A battle is brewing in Provo, Utah, over a highly successful football coach and whether any restrictions can be placed upon him. After months of complaints and counter disputes surrounding the fundraising efforts of Provo (Utah) Timpview High football coach Louis Wong, longtime Provo superintendent Dr. Randall Merrill resigned on Tuesday, leading some to believe that he was departing to get away from the kerfuffle that has emerged over the issue.
It will be hard convincing Timpview supporters and detractors that the superintendent is leaving to pursue other opportunities, as he claims, particularly after all the prior debate that has surrounded the program. At the heart of the matter, Wong's supporters claim, is a sense that Timpview is being penalized for being too successful in a brazen attempt to institute limits on a school's growing football booster program.
Here's how everything unfolded in fairly accurate chronological order (as far as Prep Rally can tell):
First, Provo superintendent Merrill asked Utah state authorities to audit Timpview High's activities budget. The call for an audit followed the installation of a new field and what the Deseret News calls an "impressive new weight room facility," all of which was allegedly built using funds which the Timpview football program and its booster club raised on their own, with all funding initiatives having been researched by a community committee that had thoroughly combed through all fundraising guidelines for Utah and other western public schools.
With speculation about the school's activities budget running rampant, the Provo school district instituted a new set of fundraising guidelines for all schools, a move which was seen -- perhaps rightfully so -- as a direct critique of Wong's program.
In turn, that very perception of district criticism of Wong and Timpview in general led to a psuedo battle royale between Wong and Timpview supporters and the Provo school board itself, with tensions finally coming to a near-head at a school board meeting and a closed-door talk between Wong and Timpview principal Dr. Todd McKee in mid-December.
After that meeting between principal and coach, McKee declared that Timpview was committed to keeping the coach at the school. Put together that comment and Tuesday's departure of Merrill, and it appears that in essence, the Provo superintendent who was pushing the fundraising reforms may have blinked first.
"I'm not clear on what happened as far as things that happened that were out of my control," Wong told the Deseret News at the mid-December school board meeting. "I've always done what I've always done … I was left on my own. I feel we've done things the right way."
Merrill spoke to just how disruptive the fundraising uproar has been to the Provo district as a whole, and alluded to the fact that it played a role in his departure.
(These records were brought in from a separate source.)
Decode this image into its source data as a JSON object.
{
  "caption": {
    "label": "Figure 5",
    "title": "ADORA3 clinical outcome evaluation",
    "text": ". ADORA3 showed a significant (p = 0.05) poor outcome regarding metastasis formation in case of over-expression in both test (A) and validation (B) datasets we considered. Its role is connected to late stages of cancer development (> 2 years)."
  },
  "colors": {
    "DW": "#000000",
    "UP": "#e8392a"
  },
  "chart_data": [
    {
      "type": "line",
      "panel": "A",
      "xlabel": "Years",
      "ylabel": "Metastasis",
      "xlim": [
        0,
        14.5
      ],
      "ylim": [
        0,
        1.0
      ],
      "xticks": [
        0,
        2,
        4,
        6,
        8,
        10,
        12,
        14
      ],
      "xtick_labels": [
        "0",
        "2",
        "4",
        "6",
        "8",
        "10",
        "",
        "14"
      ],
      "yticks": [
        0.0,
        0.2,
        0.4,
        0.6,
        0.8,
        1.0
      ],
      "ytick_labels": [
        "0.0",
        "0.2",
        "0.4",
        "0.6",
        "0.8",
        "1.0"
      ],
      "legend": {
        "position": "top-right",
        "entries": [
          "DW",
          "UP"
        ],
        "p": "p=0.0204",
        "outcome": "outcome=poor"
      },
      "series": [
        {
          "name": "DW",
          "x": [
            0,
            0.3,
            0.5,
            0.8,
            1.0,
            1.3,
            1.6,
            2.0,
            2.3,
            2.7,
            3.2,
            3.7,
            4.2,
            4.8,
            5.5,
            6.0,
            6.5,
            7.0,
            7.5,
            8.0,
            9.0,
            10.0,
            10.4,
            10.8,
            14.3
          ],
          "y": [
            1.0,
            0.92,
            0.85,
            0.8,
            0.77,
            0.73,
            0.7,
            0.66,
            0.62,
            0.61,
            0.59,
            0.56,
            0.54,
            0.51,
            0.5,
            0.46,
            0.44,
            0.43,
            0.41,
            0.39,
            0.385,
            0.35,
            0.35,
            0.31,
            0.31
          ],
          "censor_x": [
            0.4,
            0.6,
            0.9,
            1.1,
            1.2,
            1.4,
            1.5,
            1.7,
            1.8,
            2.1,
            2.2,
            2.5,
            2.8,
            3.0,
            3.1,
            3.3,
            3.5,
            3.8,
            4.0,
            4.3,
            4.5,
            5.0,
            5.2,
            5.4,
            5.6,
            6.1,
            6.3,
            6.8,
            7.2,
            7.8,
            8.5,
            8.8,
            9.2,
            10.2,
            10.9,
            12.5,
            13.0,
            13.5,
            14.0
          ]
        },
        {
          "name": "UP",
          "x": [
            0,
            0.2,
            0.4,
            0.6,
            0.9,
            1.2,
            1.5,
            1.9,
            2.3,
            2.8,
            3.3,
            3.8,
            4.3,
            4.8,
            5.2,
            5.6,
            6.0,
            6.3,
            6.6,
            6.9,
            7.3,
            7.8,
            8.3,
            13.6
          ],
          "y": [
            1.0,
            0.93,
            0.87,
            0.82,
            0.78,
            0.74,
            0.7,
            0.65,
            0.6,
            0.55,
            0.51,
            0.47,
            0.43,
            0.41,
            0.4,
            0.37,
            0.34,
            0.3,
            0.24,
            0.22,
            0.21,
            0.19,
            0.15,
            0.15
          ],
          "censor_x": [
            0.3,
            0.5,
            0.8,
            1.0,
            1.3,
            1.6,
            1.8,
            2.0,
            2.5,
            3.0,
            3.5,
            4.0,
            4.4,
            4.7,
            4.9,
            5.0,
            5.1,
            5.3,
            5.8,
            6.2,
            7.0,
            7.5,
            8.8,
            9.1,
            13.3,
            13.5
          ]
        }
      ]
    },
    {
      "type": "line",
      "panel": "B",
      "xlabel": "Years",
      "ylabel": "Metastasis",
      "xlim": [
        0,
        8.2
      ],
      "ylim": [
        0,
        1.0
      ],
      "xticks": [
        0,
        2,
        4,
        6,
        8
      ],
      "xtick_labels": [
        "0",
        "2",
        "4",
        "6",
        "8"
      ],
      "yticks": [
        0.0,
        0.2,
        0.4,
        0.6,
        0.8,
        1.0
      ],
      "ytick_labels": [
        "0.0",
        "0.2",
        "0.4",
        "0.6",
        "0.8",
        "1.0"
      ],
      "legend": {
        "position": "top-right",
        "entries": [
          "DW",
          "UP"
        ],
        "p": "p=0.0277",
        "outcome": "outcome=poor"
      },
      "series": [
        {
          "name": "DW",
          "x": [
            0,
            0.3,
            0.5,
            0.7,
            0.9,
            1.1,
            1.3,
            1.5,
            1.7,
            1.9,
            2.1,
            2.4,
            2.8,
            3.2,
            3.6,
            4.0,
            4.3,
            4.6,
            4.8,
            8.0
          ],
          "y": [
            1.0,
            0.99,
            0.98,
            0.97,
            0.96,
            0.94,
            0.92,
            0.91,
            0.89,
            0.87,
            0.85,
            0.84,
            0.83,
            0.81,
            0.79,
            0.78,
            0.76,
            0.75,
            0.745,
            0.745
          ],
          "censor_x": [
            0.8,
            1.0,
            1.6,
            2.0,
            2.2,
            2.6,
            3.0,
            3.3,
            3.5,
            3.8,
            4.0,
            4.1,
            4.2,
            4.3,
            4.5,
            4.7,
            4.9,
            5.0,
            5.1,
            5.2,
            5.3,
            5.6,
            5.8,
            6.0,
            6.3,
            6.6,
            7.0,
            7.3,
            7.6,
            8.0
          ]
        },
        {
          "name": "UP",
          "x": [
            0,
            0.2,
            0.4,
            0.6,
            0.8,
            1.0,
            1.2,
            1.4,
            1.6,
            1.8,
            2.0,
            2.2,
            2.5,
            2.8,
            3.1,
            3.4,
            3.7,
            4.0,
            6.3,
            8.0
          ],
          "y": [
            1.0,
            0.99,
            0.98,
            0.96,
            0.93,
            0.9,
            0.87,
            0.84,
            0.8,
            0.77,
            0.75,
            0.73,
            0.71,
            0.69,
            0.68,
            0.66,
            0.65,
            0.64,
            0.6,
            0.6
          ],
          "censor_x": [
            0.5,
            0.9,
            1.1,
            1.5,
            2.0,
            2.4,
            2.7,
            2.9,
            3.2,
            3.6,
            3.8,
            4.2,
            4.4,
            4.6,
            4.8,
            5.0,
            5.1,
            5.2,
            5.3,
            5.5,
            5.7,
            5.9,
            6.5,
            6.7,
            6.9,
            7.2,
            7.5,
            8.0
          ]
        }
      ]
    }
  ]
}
"When you heard people tonight speak, and they talk about a process that becomes disruptive, no leader would ever not recognize that anything that's disruptive for the school district is not good for us," Merrill said in a Tuesday board meeting. "And so I certainly recognized that this was becoming more and more divisive, I think I had to have this desire to do other things, and with that desire, and with opportunity that actually has come up this week. It made it really easy for me to chase those opportunities."
Whether Merrill's departure will alter the possible adjustments in proposed changes to fundraising for the four-time state champions remains to be seen, but one thing is certain: Wong is still in place and the man who initially pushed to investigate the fundraising efforts of his program is not.